For many cancers, including head and neck squamous cell carcinomas (HNSCC), microRNAs are among the many molecular alterations that have been described. Recently, researchers in Sau Paulo, Brazil, explored the potential effect of EVs originating from squamous cell carcinoma cells on the immune system response. EV size distribution was measured using TRPS, with further characterisation achieved through flow cytometry and transmission electron microscopy.
EVs were isolated from two distinct cancer cell lines and applied to dendritic cells derived from circulating monocytes (mono-DCs), with subsequent internalisation confirmed via confocal microscopy. EV internalisation appeared to disrupt mono-DC maturation; this is significant as dendritic cell maturation is a key aspect of the adaptive immune response, and impairment of dendritic cell function has been widely studied in cancer. By comparing EV-microRNA from (and between) these cell lines with microRNA in patient plasma, the group provided evidence supporting the hypothesis that EV-mediated microRNA transport is a cell signalling tool with immune modulatory effects in HNSCC.
As part of rigorous safety and immunogenic assessments of biopharmaceutical products, regulatory agencies often encourage the characterisation of sub-micron particles. As a method suited to the analysis of samples with heterogenous particle size distributions, TRPS capabilities were assessed by Bayer AG and the Ludwig Maximilian University of Munich, when applied to solutions of biopharmaceuticals. Samples were prepared by applying ‘stir-stress’ to IgG monoclonal antibodies (mAbs) to induce aggregation and were filtered through a 5 µm membrane filter to remove large aggregates that would block the nanopore. A spiking-in approach was applied to introduce an electrolyte concentration sufficient for stable measurement conditions. The authors confirmed the capability of TRPS for this application and suggested a novel approach to data evaluation for such proteinaceous samples.
Mutations in the GBA gene encoding glucocerebrosidase, a lysosomal enzyme with important functions in cellular housekeeping, are a prevalent but poorly understood genetic risk factor for Lewy body disorders (LBD). The relationship between GBA mutations and LBD was investigated through the lens of EV research, partly by comparing cerebrospinal fluid- and brain-derived EVs from both GBA mutation carriers and non-carriers. The study presents novel insights into LBD and present LBD EVs as promising sources as biomarkers; LBD EVs from both human CSF and frontal cortex were described as carrying a ‘pathological package’. Of note, LBD EVs were enriched in ceramides, potentially reflecting a loss of protein homeostasis (and control of de novo ceramide synthesis) in the endoplasmic reticulum. Brain- and CSF-derived EVs were isolated using Izon’s qEV isolation platform, followed by size and concentration analysis by tunable resistive pulse sensing.

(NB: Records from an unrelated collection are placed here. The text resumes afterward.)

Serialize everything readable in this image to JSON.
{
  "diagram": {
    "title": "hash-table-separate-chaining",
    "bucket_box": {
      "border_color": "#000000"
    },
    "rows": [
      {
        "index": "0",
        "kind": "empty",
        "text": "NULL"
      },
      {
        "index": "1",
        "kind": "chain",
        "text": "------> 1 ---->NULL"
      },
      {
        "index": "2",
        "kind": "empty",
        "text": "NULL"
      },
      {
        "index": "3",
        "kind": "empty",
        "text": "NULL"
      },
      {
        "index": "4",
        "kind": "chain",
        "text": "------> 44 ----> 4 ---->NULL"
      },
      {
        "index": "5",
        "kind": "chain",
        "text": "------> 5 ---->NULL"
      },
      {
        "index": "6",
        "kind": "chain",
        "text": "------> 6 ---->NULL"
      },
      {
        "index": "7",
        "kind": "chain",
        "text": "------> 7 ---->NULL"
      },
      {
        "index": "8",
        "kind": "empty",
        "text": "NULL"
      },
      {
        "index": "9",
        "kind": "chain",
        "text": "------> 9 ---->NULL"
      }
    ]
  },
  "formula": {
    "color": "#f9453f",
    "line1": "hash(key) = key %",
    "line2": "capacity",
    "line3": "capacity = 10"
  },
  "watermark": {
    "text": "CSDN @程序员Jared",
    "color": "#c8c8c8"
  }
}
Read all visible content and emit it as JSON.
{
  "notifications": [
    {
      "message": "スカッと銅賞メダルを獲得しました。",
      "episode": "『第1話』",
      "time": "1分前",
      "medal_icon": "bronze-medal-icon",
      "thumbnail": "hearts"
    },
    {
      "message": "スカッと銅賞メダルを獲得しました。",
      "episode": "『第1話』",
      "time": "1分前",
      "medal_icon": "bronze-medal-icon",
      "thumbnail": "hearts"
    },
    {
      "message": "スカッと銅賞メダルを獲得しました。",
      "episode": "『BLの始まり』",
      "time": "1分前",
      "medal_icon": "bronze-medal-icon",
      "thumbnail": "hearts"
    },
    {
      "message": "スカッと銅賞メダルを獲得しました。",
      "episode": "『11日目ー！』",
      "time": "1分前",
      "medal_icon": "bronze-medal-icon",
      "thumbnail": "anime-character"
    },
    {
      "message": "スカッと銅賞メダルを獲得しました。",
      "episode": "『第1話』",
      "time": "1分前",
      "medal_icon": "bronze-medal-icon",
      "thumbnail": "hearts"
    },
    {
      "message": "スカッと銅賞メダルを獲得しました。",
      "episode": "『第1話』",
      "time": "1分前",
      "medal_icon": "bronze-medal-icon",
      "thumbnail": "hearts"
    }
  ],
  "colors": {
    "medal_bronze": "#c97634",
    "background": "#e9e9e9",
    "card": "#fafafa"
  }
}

A collaborative group of Australian-based researchers recently explored potential mechanisms of RNA loading into small EVs. A long noncoding RNA of retroviral origin, which was enriched by more than 200-fold in EVs compared to in parental cells, was identified following RNA-Seq analysis of small EV RNAs from mouse dendritic cells. It is thought that a repetitive 26-nucleotide motif within the long noncoding RNA may directly promotes the loading of RNA into small EVs. The enriched long non-coding RNA was subsequently confirmed in other cell types. EV size distribution was measured by Izon’s tunable resistive pulse sensing.